Wieso der Körper in der Höhe mehr rote Blutkörperchen produziert

Bei der Patientin war die Bildung des roten Blutfarbstoffes Hämoglobin gestört – jetzt sind ihre Werte normal.
Ein Experte der MedUni Wien erklärt die große Bedeutung der Forschungen der Medizin-Nobelpreisträger für neue Therapien gegen Blutarmut und Krebs.

"Die Forschungen der drei heurigen Medizin-Nobelpreisträger haben grundlegende Mechanismen entschlüsselt, wie Zellen auf Sauerstoffmangel reagieren", sagt Michael Jantsch. Er leitet das Zentrum für Anatomie und Zellbiologie der Medizinischen Universität Wien.

KURIER: Was haben die drei Nobelpreisträger genau entdeckt?
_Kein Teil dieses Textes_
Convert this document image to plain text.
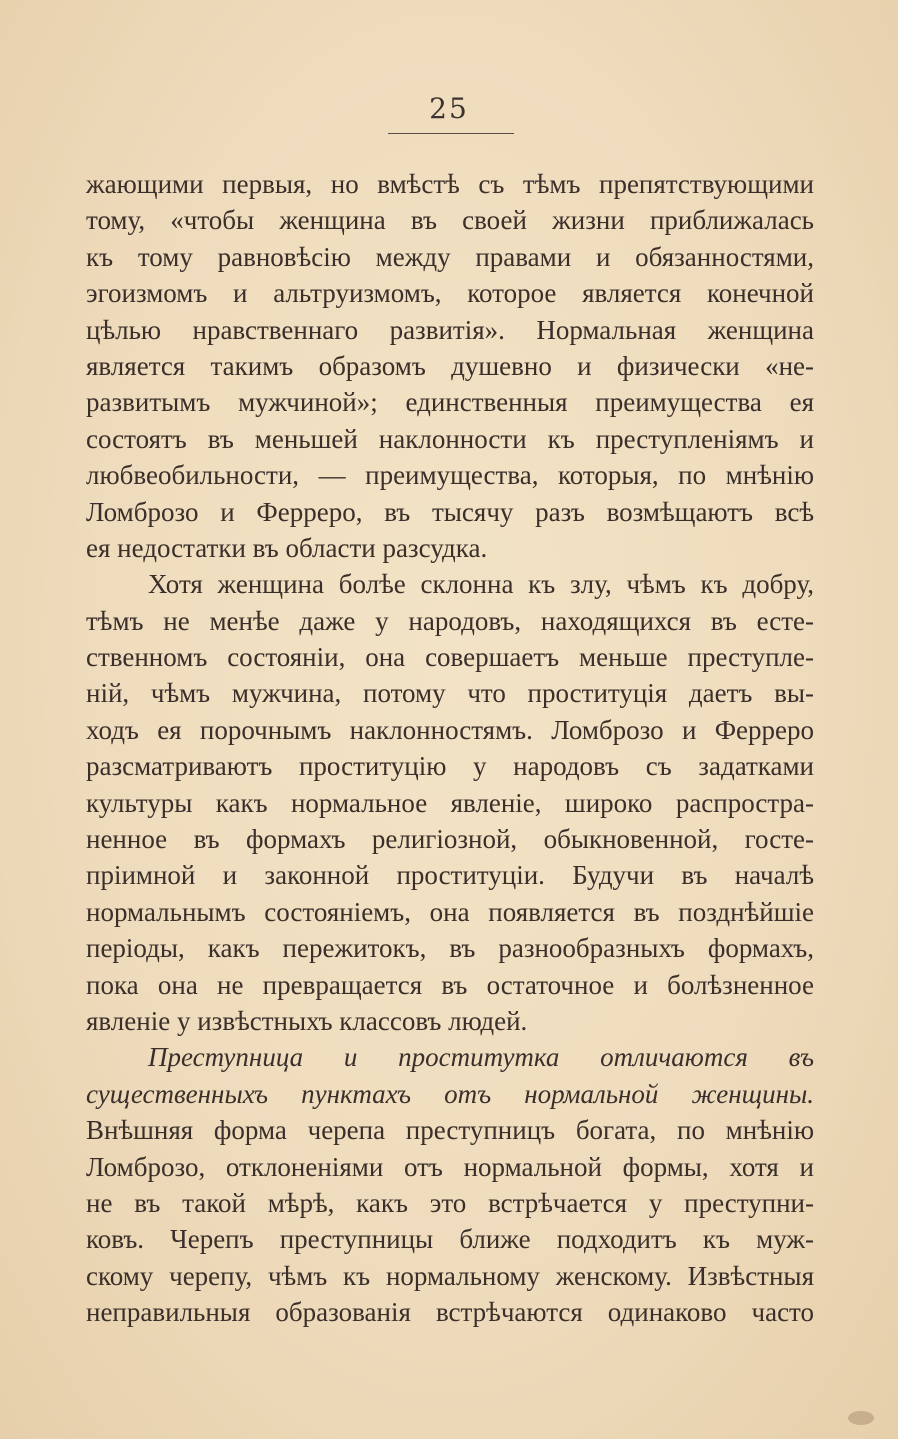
25
жающими первыя, но вмѣстѣ съ тѣмъ препятствующими
тому, «чтобы женщина въ своей жизни приближалась
къ тому равновѣсію между правами и обязанностями,
эгоизмомъ и альтруизмомъ, которое является конечной
цѣлью нравственнаго развитія». Нормальная женщина
является такимъ образомъ душевно и физически «не-
развитымъ мужчиной»; единственныя преимущества ея
состоятъ въ меньшей наклонности къ преступленіямъ и
любвеобильности, — преимущества, которыя, по мнѣнію
Ломброзо и Ферреро, въ тысячу разъ возмѣщаютъ всѣ
ея недостатки въ области разсудка.
Хотя женщина болѣе склонна къ злу, чѣмъ къ добру,
тѣмъ не менѣе даже у народовъ, находящихся въ есте-
ственномъ состояніи, она совершаетъ меньше преступле-
ній, чѣмъ мужчина, потому что проституція даетъ вы-
ходъ ея порочнымъ наклонностямъ. Ломброзо и Ферреро
разсматриваютъ проституцію у народовъ съ задатками
культуры какъ нормальное явленіе, широко распростра-
ненное въ формахъ религіозной, обыкновенной, госте-
пріимной и законной проституціи. Будучи въ началѣ
нормальнымъ состояніемъ, она появляется въ позднѣйшіе
періоды, какъ пережитокъ, въ разнообразныхъ формахъ,
пока она не превращается въ остаточное и болѣзненное
явленіе у извѣстныхъ классовъ людей.
Преступница и проститутка отличаются въ
существенныхъ пунктахъ отъ нормальной женщины.
Внѣшняя форма черепа преступницъ богата, по мнѣнію
Ломброзо, отклоненіями отъ нормальной формы, хотя и
не въ такой мѣрѣ, какъ это встрѣчается у преступни-
ковъ. Черепъ преступницы ближе подходитъ къ муж-
скому черепу, чѣмъ къ нормальному женскому. Извѣстныя
неправильныя образованія встрѣчаются одинаково часто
Michael Jantsch: Praktisch alle unsere Zellen brauchen Sauerstoff für die Energiewervertung, also um Zucker in Energie umzuwandeln. Damit der Sauerstoff in die Zellen kommt, benötigen wir rote Blutkörperchen, an die der Sauerstoff bindet, und Blutgefäße, die die roten Blutkörperchen im Körper verteilen. In der Regelung dieser zwei Prozesse - der Bildung von roten Blutkörperchen und von Blutgefäßen - setzen die Mechanismen an, für deren Entschlüsselung die drei Wissenschafter den neurigen Medizin-Nobelpreis bekommen haben.
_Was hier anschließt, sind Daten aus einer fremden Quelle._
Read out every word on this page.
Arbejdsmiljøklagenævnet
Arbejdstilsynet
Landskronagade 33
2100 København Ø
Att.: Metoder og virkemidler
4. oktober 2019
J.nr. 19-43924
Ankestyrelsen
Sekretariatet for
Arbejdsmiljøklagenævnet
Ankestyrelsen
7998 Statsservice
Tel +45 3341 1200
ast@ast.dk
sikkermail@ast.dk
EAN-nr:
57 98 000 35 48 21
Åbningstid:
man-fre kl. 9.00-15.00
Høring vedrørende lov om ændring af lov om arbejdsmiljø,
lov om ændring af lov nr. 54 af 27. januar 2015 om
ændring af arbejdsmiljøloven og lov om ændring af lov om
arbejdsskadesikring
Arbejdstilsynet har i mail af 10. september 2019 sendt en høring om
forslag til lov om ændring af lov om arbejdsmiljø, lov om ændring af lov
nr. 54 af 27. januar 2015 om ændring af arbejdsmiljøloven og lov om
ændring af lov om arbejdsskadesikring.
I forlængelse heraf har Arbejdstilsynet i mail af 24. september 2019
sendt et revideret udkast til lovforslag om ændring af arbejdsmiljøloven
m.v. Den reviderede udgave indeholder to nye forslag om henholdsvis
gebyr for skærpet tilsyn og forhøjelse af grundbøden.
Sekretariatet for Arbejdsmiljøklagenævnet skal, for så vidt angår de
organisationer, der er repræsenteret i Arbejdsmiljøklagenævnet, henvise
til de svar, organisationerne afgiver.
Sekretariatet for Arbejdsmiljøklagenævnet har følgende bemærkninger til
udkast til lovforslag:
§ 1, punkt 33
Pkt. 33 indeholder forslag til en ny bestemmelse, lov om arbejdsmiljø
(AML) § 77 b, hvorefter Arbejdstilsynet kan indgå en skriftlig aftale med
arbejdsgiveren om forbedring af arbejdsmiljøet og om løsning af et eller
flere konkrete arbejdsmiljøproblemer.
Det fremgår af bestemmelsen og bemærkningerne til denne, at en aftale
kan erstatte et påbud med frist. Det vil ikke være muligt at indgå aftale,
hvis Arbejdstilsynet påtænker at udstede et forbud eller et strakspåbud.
Was haben sie da konkret herausgefunden?

Bekannt war, dass das Hormon Erythropoetin (EPO) bei Sauerstoffmangel die Bildung von roten Blutkörperchen fördert. Gregg Semenza entdeckte einen Faktor (HIF-1 alpha), quasi einen Schalter, dessen Konzentration ansteigt, wenn Sauerstoffmangel in den Zellen herrscht. Und dieser Schalter schaltet jene Gene an, die zu einer verstärkten Produktion von EPO führen - also zum Beispiel dann, wenn man sich in großen Höhen befindet. Und er schaltet auch die Gene an, die für einen Wachstumsfaktor zuständig sind, der die Bildung von neuen Blutgefäßen aktiviert.

Und wie wird dieser Schalter abgeschalten?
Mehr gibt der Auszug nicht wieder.